The financial fallout poisoned the nuclear boom. In 1983, the Washington Public Power Supply System, or WPPSS — its detractors dubbed it "Whoops" — defaulted on $2.25-billion, the largest bond default in U.S. history. The Public Service Company of Indiana abandoned a $2.5-billion investment in Marble Hill. Cincinnati Gas & Electric abandoned the almost-finished Zimmer plant.
Shoreham. Seabrook. Watts Bar. Cherokee. For reasons of safety, money and politics, all of these projects were delayed for years or shelved.
Not everyone agrees history will repeat itself.
David Parker, a senior utility analyst for Robert W. Baird in Tampa, contends "a lot of good, smart planning has gone into this next wave of nuclear construction. … I think it looks like a real wise choice for Florida."
Bill Newton, executive director of the Florida Consumer Action Network, dissents.
"We're really concerned about our pocketbooks, and getting into a situation where we have a giant, hugely expensive boondoggle on our hands."
Both Newton and Parker saw the earlier nuclear construction squeeze from the inside.
In the early 1980s, Newton worked for the Washington State agency that oversaw power plant siting.

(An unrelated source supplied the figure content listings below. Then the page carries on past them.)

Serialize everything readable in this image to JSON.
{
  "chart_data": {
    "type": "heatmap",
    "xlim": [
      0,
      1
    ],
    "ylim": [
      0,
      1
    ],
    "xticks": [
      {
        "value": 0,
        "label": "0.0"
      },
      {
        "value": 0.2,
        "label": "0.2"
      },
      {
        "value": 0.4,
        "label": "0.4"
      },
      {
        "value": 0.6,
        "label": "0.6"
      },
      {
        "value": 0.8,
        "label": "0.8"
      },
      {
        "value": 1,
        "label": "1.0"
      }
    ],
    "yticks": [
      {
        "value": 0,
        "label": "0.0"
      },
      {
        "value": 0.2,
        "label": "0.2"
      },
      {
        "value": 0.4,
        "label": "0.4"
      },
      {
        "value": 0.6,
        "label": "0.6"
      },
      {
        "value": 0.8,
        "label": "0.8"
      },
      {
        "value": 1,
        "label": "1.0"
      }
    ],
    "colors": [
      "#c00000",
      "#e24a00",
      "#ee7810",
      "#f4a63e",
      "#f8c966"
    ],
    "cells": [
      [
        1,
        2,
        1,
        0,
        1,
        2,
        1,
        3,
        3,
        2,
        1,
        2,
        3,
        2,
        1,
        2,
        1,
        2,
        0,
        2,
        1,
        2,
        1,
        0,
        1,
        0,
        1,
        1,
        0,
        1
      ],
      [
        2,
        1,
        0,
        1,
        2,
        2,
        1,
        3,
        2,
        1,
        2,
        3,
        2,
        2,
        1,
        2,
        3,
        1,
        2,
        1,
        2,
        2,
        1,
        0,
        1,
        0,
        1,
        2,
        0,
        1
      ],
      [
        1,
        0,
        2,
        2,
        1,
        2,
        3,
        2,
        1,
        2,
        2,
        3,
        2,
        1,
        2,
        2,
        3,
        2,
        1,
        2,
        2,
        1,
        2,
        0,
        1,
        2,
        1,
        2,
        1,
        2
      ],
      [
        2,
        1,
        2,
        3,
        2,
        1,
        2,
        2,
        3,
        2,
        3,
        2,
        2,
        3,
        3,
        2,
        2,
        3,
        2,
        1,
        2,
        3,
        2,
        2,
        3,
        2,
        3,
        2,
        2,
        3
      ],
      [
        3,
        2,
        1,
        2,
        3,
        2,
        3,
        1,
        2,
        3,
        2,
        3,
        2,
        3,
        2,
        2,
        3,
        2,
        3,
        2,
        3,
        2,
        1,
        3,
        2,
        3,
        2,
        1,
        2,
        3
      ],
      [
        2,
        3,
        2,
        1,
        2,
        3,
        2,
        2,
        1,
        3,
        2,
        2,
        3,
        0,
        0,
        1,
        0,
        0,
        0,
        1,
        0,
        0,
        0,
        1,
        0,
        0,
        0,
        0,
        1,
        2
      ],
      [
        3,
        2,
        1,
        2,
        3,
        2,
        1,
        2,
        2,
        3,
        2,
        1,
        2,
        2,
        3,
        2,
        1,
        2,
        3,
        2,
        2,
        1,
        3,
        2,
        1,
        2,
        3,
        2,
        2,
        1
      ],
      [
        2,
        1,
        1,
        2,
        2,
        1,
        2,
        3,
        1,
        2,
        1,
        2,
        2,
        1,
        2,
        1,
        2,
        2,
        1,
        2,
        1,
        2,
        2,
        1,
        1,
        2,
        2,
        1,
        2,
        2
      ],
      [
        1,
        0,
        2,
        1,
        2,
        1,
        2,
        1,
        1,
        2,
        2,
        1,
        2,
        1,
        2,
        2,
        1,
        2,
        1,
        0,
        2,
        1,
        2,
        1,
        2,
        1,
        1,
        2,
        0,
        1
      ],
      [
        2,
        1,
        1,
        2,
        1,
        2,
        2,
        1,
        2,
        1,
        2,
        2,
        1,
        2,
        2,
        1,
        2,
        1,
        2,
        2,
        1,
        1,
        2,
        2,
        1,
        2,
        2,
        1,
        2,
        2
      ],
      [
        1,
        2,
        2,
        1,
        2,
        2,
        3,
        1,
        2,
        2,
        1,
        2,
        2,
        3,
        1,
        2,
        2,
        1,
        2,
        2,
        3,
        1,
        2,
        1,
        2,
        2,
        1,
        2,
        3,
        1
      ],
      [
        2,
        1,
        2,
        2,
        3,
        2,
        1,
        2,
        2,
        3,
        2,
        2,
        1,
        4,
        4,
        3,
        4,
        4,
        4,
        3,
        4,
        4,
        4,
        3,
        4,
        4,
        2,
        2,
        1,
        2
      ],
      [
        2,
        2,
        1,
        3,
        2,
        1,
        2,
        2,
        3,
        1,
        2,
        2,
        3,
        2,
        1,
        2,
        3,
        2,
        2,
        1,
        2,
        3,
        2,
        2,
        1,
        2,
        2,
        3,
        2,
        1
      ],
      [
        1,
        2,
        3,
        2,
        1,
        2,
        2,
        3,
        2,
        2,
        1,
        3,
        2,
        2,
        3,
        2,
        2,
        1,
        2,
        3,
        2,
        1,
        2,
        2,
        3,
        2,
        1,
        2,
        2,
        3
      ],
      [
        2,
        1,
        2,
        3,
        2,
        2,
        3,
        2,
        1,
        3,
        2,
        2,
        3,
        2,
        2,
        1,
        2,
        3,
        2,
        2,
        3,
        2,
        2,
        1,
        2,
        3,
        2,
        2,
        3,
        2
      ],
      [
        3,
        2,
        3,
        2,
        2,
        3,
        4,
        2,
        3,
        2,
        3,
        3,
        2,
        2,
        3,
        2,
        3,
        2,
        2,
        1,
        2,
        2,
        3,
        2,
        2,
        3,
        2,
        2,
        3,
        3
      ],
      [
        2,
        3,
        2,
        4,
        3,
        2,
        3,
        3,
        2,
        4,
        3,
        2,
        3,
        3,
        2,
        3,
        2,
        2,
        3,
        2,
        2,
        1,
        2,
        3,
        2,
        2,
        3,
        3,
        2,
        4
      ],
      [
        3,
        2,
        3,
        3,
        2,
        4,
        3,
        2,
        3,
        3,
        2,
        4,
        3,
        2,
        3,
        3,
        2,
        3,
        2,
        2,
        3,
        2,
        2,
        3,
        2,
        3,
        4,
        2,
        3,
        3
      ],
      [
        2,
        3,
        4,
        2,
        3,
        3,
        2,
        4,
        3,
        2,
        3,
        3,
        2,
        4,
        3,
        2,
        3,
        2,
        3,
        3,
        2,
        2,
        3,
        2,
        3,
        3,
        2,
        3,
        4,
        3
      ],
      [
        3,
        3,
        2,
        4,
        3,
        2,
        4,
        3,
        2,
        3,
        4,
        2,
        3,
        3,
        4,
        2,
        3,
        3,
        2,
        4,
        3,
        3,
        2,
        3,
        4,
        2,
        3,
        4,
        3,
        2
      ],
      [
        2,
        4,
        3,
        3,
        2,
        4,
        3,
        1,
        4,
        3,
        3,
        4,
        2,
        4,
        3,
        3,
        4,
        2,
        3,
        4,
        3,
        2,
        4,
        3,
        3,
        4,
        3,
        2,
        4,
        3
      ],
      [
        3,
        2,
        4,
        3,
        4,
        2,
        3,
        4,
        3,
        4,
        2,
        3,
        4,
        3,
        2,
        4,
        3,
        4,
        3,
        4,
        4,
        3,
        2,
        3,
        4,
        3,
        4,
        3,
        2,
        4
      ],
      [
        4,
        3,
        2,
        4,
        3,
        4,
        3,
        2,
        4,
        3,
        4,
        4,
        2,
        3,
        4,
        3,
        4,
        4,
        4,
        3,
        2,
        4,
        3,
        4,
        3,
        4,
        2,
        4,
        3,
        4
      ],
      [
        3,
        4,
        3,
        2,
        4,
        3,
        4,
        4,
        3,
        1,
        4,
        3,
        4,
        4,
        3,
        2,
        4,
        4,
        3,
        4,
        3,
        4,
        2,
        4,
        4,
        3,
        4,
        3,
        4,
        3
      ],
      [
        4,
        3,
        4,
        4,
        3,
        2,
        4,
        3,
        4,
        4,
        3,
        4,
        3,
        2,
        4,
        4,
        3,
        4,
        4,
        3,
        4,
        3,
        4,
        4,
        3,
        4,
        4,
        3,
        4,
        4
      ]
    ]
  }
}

Parker worked in finance for CMS Energy in Michigan, which had invested more than $1-billion in its Midland plant before it ran out of money, turning Midland into a natural gas plant instead.
While Newton fears a "Whoops" redux, Parker believes utilities and investors learned a valuable lesson by getting burned.
"That said," Parker added ruefully, "call me in a decade and ask me again."